Sukarno tidak dimakamkan—di antara bukit yang berombak, di bawah pohon rindang, di samping sebuah sungai dengan udara segar—seperti yang diinginkannya. Permintaan terakhirnya untuk dimakamkan di halaman rumahnya di Batutulis, Bogor, Jawa Barat ditolak. Alasan bahwa makamnya akan menjadi tempat ziarah populer yang terlalu dekat dengan Ibu Kota jelas merisaukan pemerintahan Orde Baru. Suharto hanya mengizinkan Sukarno dimakamkan di Blitar, Jawa Timur, dekat dan di samping makam Ibunya.

(Foto: Presiden Sukarno)

Bahkan jasad matinya pun menimbulkan ketakutan.
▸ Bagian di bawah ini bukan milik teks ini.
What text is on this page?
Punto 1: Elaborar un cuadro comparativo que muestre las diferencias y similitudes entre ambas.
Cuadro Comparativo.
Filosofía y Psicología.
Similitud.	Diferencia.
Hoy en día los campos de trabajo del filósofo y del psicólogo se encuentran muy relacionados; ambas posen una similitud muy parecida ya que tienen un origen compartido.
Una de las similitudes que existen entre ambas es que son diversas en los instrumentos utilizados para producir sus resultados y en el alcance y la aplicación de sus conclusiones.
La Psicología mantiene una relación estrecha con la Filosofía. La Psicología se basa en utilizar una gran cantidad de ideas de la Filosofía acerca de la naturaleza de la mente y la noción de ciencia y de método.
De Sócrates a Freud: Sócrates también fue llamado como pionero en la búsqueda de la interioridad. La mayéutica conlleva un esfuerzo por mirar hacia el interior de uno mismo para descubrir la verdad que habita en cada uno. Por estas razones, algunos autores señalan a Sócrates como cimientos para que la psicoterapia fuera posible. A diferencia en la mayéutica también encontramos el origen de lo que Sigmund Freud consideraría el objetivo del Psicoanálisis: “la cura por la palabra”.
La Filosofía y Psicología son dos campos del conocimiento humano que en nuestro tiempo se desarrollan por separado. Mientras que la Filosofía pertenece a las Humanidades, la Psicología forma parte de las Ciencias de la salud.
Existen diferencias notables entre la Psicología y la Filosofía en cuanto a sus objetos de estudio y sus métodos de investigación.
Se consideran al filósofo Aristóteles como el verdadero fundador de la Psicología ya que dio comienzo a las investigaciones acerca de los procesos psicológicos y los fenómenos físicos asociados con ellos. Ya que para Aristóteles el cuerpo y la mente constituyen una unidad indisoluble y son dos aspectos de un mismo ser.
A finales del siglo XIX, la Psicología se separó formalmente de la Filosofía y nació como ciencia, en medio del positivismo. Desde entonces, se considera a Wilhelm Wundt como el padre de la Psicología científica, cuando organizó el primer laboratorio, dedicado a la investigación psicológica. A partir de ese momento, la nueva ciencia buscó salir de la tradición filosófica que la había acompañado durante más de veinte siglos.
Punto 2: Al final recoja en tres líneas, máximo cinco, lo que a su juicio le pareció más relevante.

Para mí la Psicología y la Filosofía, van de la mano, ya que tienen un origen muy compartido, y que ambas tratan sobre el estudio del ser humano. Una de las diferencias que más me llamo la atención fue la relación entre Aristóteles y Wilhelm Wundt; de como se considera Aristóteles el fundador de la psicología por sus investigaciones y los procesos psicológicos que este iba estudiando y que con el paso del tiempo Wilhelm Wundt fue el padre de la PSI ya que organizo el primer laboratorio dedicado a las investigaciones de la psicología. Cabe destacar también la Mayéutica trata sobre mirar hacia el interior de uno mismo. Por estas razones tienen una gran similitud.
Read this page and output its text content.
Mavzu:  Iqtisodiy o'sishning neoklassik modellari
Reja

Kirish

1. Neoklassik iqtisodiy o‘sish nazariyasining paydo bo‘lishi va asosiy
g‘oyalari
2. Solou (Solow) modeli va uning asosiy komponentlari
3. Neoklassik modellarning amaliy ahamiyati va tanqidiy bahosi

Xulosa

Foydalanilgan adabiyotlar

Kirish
Dan kini, 52 tahun (21 Juni 1970) sejak kepergiannya, nama serta wajah Sukarno tidak pernah benar-benar lumat terkubur tanah. Kampanye puluhan tahun Orde Baru yang mencoba untuk membenamkannya justru hanya memperkuat kenangan orang akan kebesarannya, simpati pada epilog hidupnya yang tragis, serta maaf atas kekeliruannya di masa silam.
(Foto: Presiden Sukarno)

Sukarno tak pernah berhenti menjadi ikon revolusi nasional Indonesia yang paling berpengaruh dan menonjol—mungkin seperti Muammar Khadafi untuk Libya, Che Guevara dan Fidel Castro untuk Kuba. Di banyak rumah, foto-fotonya, kendati selembar kertas yang sudah menguning di balik kaca pigura yang sudah buram, tidak pernah diturunkan dari dinding meski pemerintahan berganti. Di gerobak kaki lima, posternya masih tampak dipajang bersebelahan dengan gambar Madonna, Iwan Fals, dan Bob Marley sekalipun—simbol dari zaman yang sama sekali lain.
“Tidak seorang pun dalam peradaban modern ini yang menimbulkan demikian banyak pro-kontra seperti Sukarno. Aku di kutuk seperti bandit dan dipuja bagai dewa.” (Bung Karno: Penyambung Lidah Rakyat)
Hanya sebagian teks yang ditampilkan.